Bagaimana Media Sosial Membuat Kita Sehat vs Tidak Sehat

media sosial

Berdasarkan data terdapat 143 juta pengguna media sosial di Indonesia (Kemp, 2025). Hal ini menjadikan negara Indonesia sebagai negara paling terhubung di Asia Tenggara dalam hal jumlah pengguna media sosial. Platform seperti Instagram, TikTok, dan YouTube telah menjadi ruang tidak hanya untuk hiburan, tetapi juga ruang untuk menciptakan tren yang memiliki pengaruh dalam membentuk gaya hidup dan kebiasaan makan seluruh negara. Saturasi digital ini membawa manfaat dan risiko, terutama dalam hal kesehatan masyarakat dan pola konsumsi makanan. Lalu masih terdapat pertanyaannya, apakah media sosial lebih banyak membawa dampak negatif atau positif dalam hal konten makanan?
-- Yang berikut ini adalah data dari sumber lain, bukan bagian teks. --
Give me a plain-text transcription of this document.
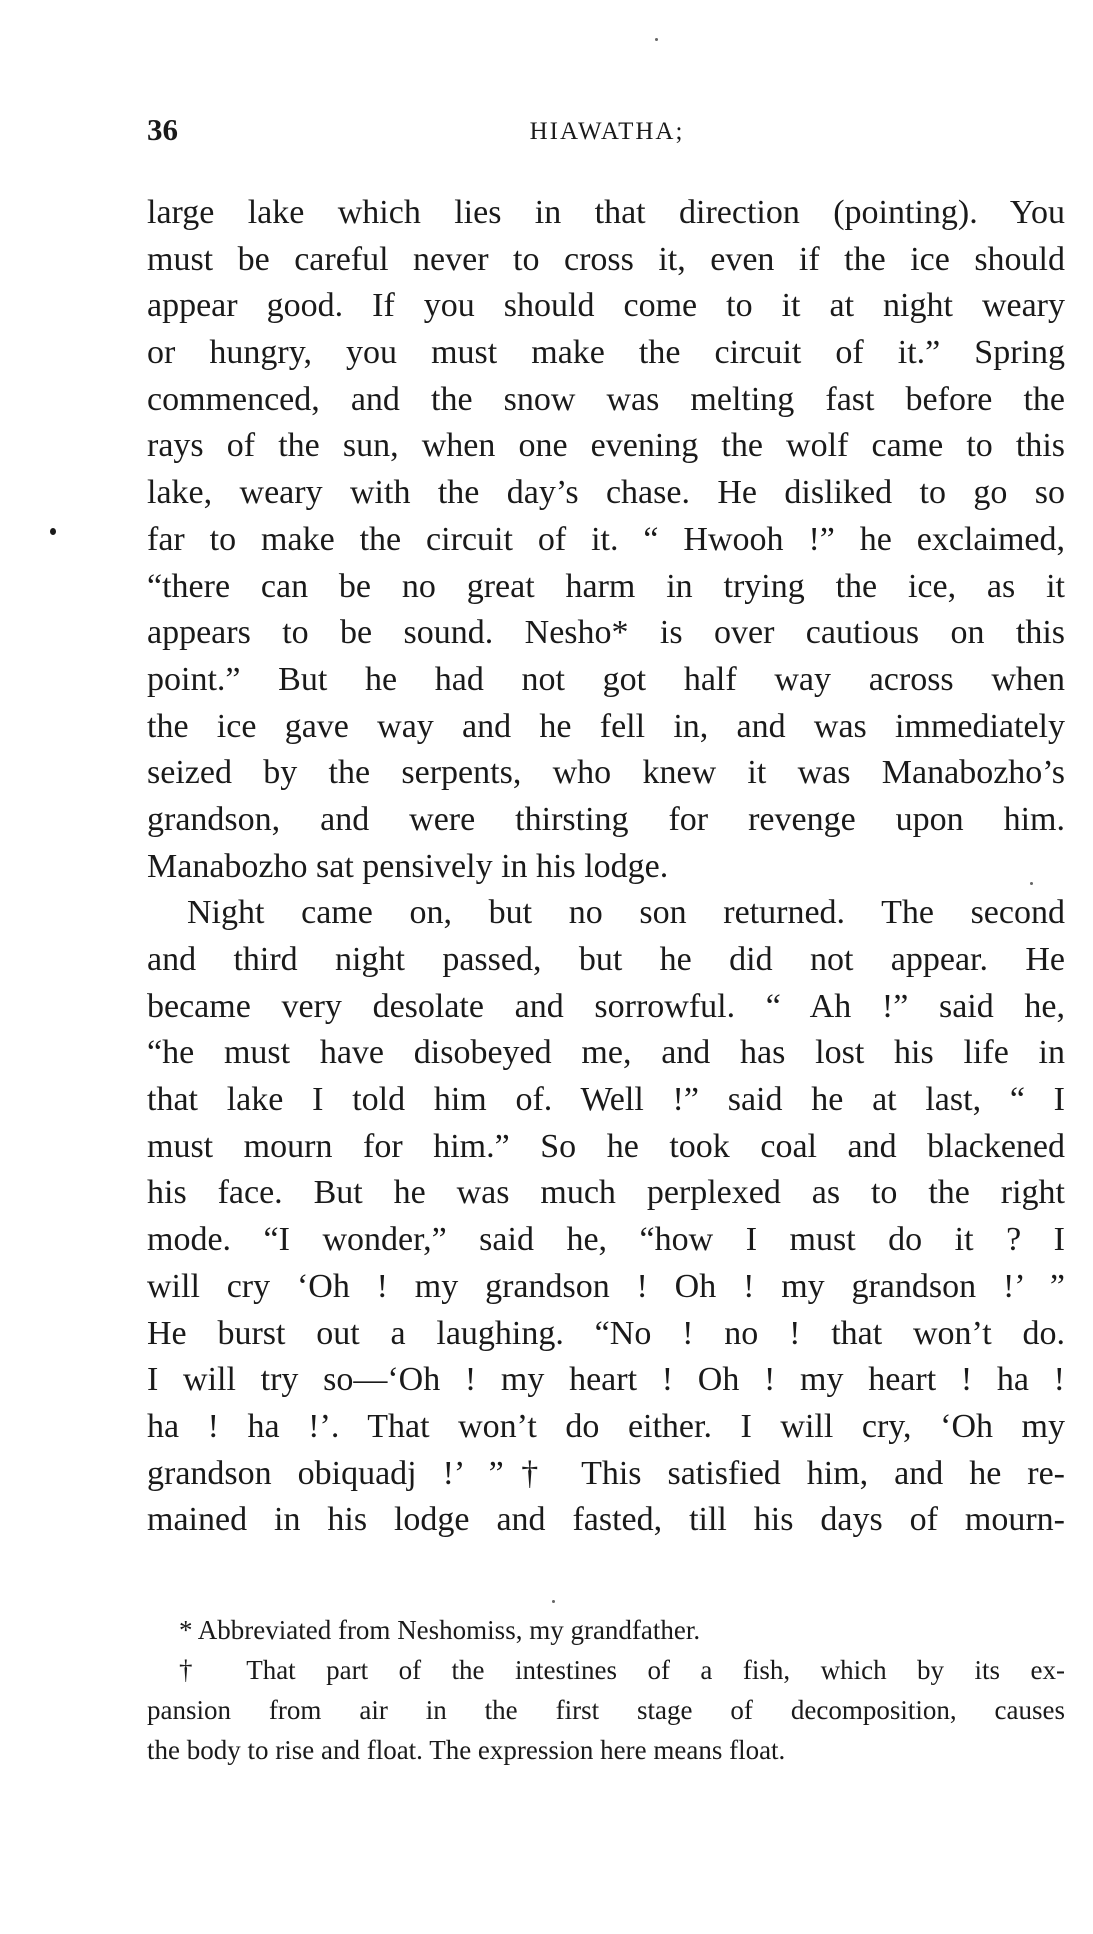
36	HIAWATHA;
large lake which lies in that direction (pointing). You
must be careful never to cross it, even if the ice should
appear good. If you should come to it at night weary
or hungry, you must make the circuit of it.” Spring
commenced, and the snow was melting fast before the
rays of the sun, when one evening the wolf came to this
lake, weary with the day’s chase. He disliked to go so
far to make the circuit of it. “ Hwooh !” he exclaimed,
“there can be no great harm in trying the ice, as it
appears to be sound. Nesho* is over cautious on this
point.” But he had not got half way across when
the ice gave way and he fell in, and was immediately
seized by the serpents, who knew it was Manabozho’s
grandson, and were thirsting for revenge upon him.
Manabozho sat pensively in his lodge.
Night came on, but no son returned. The second
and third night passed, but he did not appear. He
became very desolate and sorrowful. “ Ah !” said he,
“he must have disobeyed me, and has lost his life in
that lake I told him of. Well !” said he at last, “ I
must mourn for him.” So he took coal and blackened
his face. But he was much perplexed as to the right
mode. “I wonder,” said he, “how I must do it ? I
will cry ‘Oh ! my grandson ! Oh ! my grandson !’ ”
He burst out a laughing. “No ! no ! that won’t do.
I will try so—‘Oh ! my heart ! Oh ! my heart ! ha !
ha ! ha !’. That won’t do either. I will cry, ‘Oh my
grandson obiquadj !’ ”† This satisfied him, and he re-
mained in his lodge and fasted, till his days of mourn-
* Abbreviated from Neshomiss, my grandfather.
† That part of the intestines of a fish, which by its ex-
pansion from air in the first stage of decomposition, causes
the body to rise and float. The expression here means float.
Bagaimana Dampak Konten di Media Sosial Terhadap Kita?

Jauh sebelum kemunculan media sosial, telah ditemukan sebelumnya bahwa “merek makanan dan minuman di Indonesia secara sengaja dan sering menggunakan berbagai teknik di media sosial untuk menargetkan anak-anak dalam iklan” yang mempromosikan makanan tidak sehat “yang tidak sesuai untuk… kelompok usia ini” (Guo et al. 2025). Perusahaan memiliki berbagai strategi untuk memanipulasi persepsi dan perasaan orang terhadap makanan, dan hal ini semakin kuat dengan kemunculan media sosial. Bagaimanapun, penelitian telah membuktikan bahwa media sosial mungkin mengubah hubungan kita dengan makanan. Sebuah studi yang dilakukan oleh British Broadcasting Corporation (BBC) menemukan bahwa “remaja terpapar pemasaran makanan sekitar 30-189 kali per minggu di media sosial, dengan makanan bergula tinggi dan makanan cepat saji yang paling sering ditampilkan” (Brown, 2022). Studi yang sama juga menemukan bahwa remaja yang terpapar vlogger dengan konten yang mempromosikan makanan tidak sehat akan mengonsumsi “26% lebih banyak kalori daripada yang tidak terpapar”, menunjukkan bahwa hanya terpapar konten media sosial ini saja dapat mempengaruhi perilaku terkait makanan. Efek ini diperkuat oleh fakta bahwa “kampanye influencer makanan dan minuman rata-rata menghasilkan tingkat keterlibatan sekitar lima kali lebih tinggi dari rata-rata”, artinya konten ini lebih mungkin muncul di beranda media sosial orang-orang.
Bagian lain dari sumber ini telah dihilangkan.